Pfaff Melanie, Powaga Norbert, Akinci Sibel, Schütz Werner, Banno Yoshiko, Wiegand Silke, Kummer Wolfgang, Wess Jürgen, Haberberger Rainer Viktor
Institute for Anatomy and Cell Biology, Justus-Liebig-University Giessen, Germany.
Respir Res. 2005 May 31;6(1):48. doi: 10.1186/1465-9921-6-48.
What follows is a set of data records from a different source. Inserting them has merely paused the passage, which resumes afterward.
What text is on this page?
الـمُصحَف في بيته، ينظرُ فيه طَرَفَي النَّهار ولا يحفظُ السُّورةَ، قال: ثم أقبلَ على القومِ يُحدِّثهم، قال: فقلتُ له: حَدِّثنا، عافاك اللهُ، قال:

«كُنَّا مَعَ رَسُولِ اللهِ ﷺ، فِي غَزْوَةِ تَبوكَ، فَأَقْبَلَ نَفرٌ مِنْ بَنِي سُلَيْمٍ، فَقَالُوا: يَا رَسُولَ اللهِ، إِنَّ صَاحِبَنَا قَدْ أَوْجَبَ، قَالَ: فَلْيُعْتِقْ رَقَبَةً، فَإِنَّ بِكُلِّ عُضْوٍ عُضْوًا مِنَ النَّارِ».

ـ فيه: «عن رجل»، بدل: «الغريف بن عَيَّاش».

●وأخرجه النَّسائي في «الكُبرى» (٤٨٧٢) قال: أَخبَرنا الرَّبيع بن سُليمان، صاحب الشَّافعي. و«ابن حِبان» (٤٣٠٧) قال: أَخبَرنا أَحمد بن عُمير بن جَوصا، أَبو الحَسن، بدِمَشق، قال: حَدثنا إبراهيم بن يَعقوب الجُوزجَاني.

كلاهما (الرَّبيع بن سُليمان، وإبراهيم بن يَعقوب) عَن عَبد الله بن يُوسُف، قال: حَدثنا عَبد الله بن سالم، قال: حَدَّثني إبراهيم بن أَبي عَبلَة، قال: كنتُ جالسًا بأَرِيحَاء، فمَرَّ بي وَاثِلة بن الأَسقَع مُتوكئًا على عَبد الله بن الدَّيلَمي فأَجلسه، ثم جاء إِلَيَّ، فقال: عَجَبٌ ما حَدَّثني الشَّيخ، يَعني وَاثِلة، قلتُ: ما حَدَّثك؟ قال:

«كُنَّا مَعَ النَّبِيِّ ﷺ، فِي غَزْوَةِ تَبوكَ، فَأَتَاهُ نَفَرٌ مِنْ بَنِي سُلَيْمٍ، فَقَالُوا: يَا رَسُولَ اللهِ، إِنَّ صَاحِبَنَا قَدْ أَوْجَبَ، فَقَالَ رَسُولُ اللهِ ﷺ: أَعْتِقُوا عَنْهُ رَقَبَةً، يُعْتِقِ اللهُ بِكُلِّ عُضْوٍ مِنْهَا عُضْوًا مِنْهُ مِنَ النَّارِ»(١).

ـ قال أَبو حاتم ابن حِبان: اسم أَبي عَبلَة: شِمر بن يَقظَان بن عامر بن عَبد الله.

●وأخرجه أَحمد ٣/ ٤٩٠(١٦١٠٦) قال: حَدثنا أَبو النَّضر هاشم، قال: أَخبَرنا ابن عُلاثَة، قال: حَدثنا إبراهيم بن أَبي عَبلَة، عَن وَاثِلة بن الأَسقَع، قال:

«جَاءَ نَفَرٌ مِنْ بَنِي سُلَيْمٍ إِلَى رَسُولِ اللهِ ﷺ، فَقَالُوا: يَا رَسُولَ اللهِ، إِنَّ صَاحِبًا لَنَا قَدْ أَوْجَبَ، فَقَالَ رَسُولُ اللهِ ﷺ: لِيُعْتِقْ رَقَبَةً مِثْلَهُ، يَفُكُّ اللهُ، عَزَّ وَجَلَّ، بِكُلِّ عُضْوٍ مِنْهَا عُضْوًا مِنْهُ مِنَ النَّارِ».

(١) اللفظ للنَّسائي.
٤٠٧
In peripheral airways, acetylcholine induces contraction via activation of muscarinic M2-and M3-receptor subtypes (M2R and M3R). Cholinergic hypersensitivity is associated with chronic obstructive pulmonary disease and asthma, and therefore the identification of muscarinic signaling pathways are of great therapeutic interest. A pathway that has been shown to be activated via MR and to increase [Ca2+]i includes the activation of sphingosine kinases (SPHK) and the generation of the bioactive sphingolipid sphingosine 1-phosphate (S1P). Whether the SPHK/S1P signaling pathway is integrated in the muscarinic control of peripheral airways is not known.
To address this issue, we studied precision cut lung slices derived from FVB and M2R-KO and M3R-KO mice.
In peripheral airways of FVB, wild-type, and MR-deficient mice, SPHK1 was mainly localized to smooth muscle. Muscarine induced a constriction in all investigated mouse strains which was reduced by inhibition of SPHK using D, L-threo-dihydrosphingosine (DHS) and N, N-dimethyl-sphingosine (DMS) but not by N-acetylsphingosine (N-AcS), a structurally related agent that does not affect SPHK function. The initial phase of constriction was nearly absent in peripheral airways of M3R-KO mice when SPHK was inhibited by DHS and DMS but was unaffected in M2R-KO mice. Quantitative RT-PCR revealed that the disruption of the M2R and M3R genes had no significant effect on the expression levels of the SPHK1-isoform in peripheral airways.
These results demonstrate that the SPHK/S1P signaling pathway contributes to cholinergic constriction of murine peripheral airways. In addition, our data strongly suggest that SPHK is activated via the M2R. Given the important role of muscarinic mechanisms in pulmonary disease, these findings should be of considerable therapeutic relevance.
在外周气道中,乙酰胆碱通过激活毒蕈碱M2和M3受体亚型(M2R和M3R)诱导收缩。胆碱能超敏反应与慢性阻塞性肺疾病和哮喘相关,因此确定毒蕈碱信号通路具有重要的治疗意义。一条已被证明通过MR激活并增加[Ca2+]i的信号通路包括鞘氨醇激酶(SPHK)的激活和生物活性鞘脂鞘氨醇-1-磷酸(S1P)的生成。SPHK/S1P信号通路是否整合到外周气道的毒蕈碱控制中尚不清楚。
为了解决这个问题,我们研究了来自FVB、M2R基因敲除(M2R-KO)和M3R基因敲除(M3R-KO)小鼠的精密肺切片。
在FVB、野生型和MR缺陷小鼠的外周气道中,SPHK1主要定位于平滑肌。毒蕈碱在所有研究的小鼠品系中均诱导收缩,使用D,L-苏式-二氢鞘氨醇(DHS)和N,N-二甲基鞘氨醇(DMS)抑制SPHK可减少收缩,但不影响SPHK功能的结构相关试剂N-乙酰鞘氨醇(N-AcS)则无此作用。当SPHK被DHS和DMS抑制时,M3R-KO小鼠外周气道几乎没有收缩的初始阶段,但M2R-KO小鼠不受影响。定量逆转录聚合酶链反应(RT-PCR)显示,M2R和M3R基因的破坏对外周气道中SPHK1异构体的表达水平没有显著影响。
这些结果表明,SPHK/S1P信号通路参与了小鼠外周气道的胆碱能收缩。此外,我们的数据强烈表明SPHK是通过M2R激活的。鉴于毒蕈碱机制在肺部疾病中的重要作用,这些发现应具有相当大的治疗相关性。